Just back from Anfield after reporting the Merseyside derby. Liverpool won 1-0 and congratulations to them on winning despite being down to 10 men for most of the game. I was really depressed though by the vicious attitude of players of both teams. I've seen a lot of hard-tackling derbies over many years but this wasn't hard, it was reckless. Kyrgiakos' two-footed tackle put Fellaini out of the game - a disgrace. Carragher set the tone with an appalling tackle on Pienaar in the very first minute - should have been booked but wasn't. Pienaar later put in an equally bad challenge on Mascherano. In the second half Gerrard followed through on Pienaar who was on the deck and soon afterwards Pienaar jumped late into Gerrard and collected a second yellow.

What is the point of George Sefton, Anfield's renowned PA announcer, telling the crowd that LFC will not tolerate racism or homophobia if the players then go about their business with as much respect as back-alley hoodlums?

When the dust has settled Benitez and Moyes need to take a look at themselves and so do their players. This derby match was riveting in the way you can't tear your eyes away from a burning building, but if this was anything to do with the Beautiful Game my name's Pele.

Tuesday, 2 February 2010


Forget John Terry (Wayne Bridge only wishes he could) but a more significant long-term story this weekend was the launch of 3D televising of football.

Sky took the plunge at the Arsenal v Manchester United game and the general response from the critics was positive.

You had to be in one of nine selected pubs to watch the 3D images and Kevin Rawlinson of the Independent felt it was worth while. "As Nani chipped in," he wrote, "the ball seemed to shoot out of the screen. It was a little too real."

"Spectacular was the only word for it," raved Alan McKinlay in the Mirror. "At the start it felt like Cesc Fasbregas and Wayne Rooney were shaking hands on the carpet just in front of you."

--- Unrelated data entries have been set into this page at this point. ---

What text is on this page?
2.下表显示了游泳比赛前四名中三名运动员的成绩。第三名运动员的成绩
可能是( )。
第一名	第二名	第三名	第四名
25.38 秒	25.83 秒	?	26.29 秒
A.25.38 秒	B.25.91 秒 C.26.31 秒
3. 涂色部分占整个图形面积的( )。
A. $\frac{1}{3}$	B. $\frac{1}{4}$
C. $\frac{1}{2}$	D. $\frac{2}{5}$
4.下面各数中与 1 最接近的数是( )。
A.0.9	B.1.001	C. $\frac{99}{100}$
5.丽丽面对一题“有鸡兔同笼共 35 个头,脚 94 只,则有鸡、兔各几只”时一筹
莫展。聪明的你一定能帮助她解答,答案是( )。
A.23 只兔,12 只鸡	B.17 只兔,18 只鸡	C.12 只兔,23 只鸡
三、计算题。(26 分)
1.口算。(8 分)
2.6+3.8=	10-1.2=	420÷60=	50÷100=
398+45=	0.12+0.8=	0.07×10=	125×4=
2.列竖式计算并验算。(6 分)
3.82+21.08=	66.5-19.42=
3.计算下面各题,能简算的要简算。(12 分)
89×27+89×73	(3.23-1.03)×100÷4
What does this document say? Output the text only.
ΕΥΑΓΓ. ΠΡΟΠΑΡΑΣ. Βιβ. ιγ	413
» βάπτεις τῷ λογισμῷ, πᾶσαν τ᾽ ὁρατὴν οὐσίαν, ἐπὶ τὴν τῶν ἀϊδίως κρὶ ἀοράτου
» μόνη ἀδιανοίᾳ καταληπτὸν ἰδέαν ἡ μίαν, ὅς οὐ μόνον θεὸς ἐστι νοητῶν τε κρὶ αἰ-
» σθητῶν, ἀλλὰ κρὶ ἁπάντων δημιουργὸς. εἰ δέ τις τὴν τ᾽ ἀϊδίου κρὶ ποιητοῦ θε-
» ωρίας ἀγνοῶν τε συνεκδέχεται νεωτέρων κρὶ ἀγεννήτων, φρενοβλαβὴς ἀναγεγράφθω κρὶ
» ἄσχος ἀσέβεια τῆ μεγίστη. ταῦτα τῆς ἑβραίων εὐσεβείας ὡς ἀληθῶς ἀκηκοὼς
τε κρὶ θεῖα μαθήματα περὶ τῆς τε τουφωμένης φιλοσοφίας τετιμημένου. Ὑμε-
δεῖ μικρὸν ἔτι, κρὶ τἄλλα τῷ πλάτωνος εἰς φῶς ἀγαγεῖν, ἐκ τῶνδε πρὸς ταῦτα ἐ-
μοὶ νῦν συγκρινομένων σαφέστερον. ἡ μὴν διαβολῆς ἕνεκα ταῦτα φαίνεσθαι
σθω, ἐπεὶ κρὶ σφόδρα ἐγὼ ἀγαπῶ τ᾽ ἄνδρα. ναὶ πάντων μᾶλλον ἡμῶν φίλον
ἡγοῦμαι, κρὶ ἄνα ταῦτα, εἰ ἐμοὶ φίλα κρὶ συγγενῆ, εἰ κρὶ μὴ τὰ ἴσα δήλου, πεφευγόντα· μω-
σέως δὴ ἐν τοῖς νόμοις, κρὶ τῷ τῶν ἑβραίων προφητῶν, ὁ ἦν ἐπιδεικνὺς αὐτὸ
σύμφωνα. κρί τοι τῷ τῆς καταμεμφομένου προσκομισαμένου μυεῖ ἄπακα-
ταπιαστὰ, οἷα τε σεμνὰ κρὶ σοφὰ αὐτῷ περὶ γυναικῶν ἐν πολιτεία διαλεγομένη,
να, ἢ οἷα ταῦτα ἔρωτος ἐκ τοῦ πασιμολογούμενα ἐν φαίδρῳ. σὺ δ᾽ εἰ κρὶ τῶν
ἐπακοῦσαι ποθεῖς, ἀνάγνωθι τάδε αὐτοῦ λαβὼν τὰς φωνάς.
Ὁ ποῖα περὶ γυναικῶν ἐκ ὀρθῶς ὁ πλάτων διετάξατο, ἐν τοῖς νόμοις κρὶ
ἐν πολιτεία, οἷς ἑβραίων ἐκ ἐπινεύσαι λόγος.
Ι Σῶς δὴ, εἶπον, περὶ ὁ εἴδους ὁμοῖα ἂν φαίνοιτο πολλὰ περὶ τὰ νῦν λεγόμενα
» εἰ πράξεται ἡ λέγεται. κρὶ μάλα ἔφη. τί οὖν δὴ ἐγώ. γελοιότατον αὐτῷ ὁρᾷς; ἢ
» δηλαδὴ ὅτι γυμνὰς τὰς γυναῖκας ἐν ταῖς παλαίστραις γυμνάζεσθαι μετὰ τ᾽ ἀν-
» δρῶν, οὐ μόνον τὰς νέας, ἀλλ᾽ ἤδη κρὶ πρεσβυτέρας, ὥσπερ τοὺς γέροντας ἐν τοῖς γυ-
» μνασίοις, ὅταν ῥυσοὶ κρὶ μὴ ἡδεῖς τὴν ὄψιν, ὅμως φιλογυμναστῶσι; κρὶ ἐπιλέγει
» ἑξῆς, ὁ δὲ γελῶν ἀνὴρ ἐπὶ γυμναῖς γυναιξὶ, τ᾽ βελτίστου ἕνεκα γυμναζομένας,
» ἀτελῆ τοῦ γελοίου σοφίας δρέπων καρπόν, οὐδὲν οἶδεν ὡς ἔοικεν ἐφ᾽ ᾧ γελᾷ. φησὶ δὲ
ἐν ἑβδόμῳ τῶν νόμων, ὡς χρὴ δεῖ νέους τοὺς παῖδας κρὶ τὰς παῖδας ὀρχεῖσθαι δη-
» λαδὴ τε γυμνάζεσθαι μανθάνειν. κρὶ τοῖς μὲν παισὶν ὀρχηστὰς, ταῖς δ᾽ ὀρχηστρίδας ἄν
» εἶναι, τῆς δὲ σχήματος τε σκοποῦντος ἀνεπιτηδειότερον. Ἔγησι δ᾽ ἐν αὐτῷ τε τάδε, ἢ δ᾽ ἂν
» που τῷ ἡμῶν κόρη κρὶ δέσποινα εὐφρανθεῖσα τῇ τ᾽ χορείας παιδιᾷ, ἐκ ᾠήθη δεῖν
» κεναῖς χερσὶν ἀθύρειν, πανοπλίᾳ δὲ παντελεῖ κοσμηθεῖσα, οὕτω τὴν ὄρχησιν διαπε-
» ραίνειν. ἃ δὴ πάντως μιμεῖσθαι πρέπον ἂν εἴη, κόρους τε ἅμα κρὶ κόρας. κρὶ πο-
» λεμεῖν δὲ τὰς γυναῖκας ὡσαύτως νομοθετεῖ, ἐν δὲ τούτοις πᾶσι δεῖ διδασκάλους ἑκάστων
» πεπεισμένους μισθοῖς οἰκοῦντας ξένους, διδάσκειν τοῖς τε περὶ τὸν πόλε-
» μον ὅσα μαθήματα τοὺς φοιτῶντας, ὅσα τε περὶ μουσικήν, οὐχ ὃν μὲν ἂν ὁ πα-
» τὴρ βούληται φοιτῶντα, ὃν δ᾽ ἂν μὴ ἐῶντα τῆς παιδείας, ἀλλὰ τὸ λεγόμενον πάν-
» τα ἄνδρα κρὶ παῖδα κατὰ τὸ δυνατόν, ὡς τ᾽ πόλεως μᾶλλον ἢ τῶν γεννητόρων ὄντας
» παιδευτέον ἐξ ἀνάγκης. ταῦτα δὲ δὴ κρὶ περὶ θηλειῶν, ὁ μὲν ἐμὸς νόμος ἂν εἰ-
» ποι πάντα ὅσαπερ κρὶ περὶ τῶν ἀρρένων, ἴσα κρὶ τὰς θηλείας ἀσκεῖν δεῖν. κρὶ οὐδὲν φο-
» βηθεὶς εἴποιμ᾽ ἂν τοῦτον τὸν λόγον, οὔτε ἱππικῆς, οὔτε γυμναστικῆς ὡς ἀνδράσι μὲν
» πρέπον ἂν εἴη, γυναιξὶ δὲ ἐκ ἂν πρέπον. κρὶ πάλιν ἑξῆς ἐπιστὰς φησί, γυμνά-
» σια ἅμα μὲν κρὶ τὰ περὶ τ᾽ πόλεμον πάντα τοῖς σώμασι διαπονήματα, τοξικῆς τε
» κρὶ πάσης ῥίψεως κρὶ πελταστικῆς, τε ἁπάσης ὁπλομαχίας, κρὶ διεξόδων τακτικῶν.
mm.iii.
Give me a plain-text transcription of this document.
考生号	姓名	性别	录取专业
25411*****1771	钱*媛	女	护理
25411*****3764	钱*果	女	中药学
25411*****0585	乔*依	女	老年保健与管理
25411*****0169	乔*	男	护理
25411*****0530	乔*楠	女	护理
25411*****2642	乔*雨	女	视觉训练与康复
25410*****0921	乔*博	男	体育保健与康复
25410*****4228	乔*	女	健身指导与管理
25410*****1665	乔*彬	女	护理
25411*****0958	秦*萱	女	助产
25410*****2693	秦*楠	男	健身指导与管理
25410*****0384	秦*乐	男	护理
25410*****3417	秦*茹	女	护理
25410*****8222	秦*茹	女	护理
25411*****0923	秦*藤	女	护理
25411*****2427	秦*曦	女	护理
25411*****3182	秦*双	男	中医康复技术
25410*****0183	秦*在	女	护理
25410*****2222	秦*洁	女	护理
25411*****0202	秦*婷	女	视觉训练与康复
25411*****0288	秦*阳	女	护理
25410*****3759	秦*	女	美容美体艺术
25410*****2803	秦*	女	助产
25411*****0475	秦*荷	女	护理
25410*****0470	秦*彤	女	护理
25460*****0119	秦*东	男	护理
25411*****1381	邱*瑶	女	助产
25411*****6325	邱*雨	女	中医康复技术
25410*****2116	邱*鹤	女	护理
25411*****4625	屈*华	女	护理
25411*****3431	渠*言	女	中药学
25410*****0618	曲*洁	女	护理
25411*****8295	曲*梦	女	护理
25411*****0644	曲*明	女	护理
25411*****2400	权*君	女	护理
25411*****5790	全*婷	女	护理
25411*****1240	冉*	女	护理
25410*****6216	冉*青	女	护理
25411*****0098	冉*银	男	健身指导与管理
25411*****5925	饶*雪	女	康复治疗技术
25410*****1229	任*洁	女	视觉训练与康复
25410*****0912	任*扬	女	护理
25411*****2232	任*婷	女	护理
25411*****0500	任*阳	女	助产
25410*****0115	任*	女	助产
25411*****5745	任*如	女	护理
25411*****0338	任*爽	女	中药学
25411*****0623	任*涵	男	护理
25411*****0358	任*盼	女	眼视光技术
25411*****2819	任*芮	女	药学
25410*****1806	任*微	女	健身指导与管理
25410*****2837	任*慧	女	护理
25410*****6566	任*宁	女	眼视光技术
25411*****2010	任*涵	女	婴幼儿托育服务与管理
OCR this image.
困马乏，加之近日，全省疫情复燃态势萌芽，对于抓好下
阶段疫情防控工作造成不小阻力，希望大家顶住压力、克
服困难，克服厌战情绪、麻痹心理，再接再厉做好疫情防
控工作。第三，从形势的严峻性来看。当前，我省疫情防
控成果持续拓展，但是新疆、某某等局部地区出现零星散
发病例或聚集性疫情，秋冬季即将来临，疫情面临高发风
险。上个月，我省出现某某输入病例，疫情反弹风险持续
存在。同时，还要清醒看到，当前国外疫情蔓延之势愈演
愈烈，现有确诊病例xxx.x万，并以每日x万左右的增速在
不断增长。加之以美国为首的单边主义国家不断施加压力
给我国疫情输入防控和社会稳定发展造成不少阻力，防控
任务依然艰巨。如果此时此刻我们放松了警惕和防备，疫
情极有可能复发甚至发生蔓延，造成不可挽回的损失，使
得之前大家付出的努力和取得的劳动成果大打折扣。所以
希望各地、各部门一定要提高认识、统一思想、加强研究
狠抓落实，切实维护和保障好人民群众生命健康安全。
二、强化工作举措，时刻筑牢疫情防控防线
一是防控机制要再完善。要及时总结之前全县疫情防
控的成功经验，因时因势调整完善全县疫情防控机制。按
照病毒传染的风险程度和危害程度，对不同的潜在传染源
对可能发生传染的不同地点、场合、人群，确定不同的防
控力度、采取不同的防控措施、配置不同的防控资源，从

Frank Wiechula in the Express hailed the "crystal-clear cutting-edge technology" and proclaimed "the way we look at football will never be the same again."

The special black-rimmed specs might take some getting used to. "It looked more like the annual meeting of the Buddy Holly convention," wrote Rawlinson. But how quickly does the future become the past. "As the technology progresses you'll be able to throw the specs away," said McKinlay.

Martin Kelner of the Guardian has probably chucked his away already. He was "mildly underwhelmed" by the experiment, but admitted that seeing the 3D movie Avatar the previous night didn't help. "Football was never designed to compete with interplantary warfare and alien sex." There again, John Terry wasn't playing.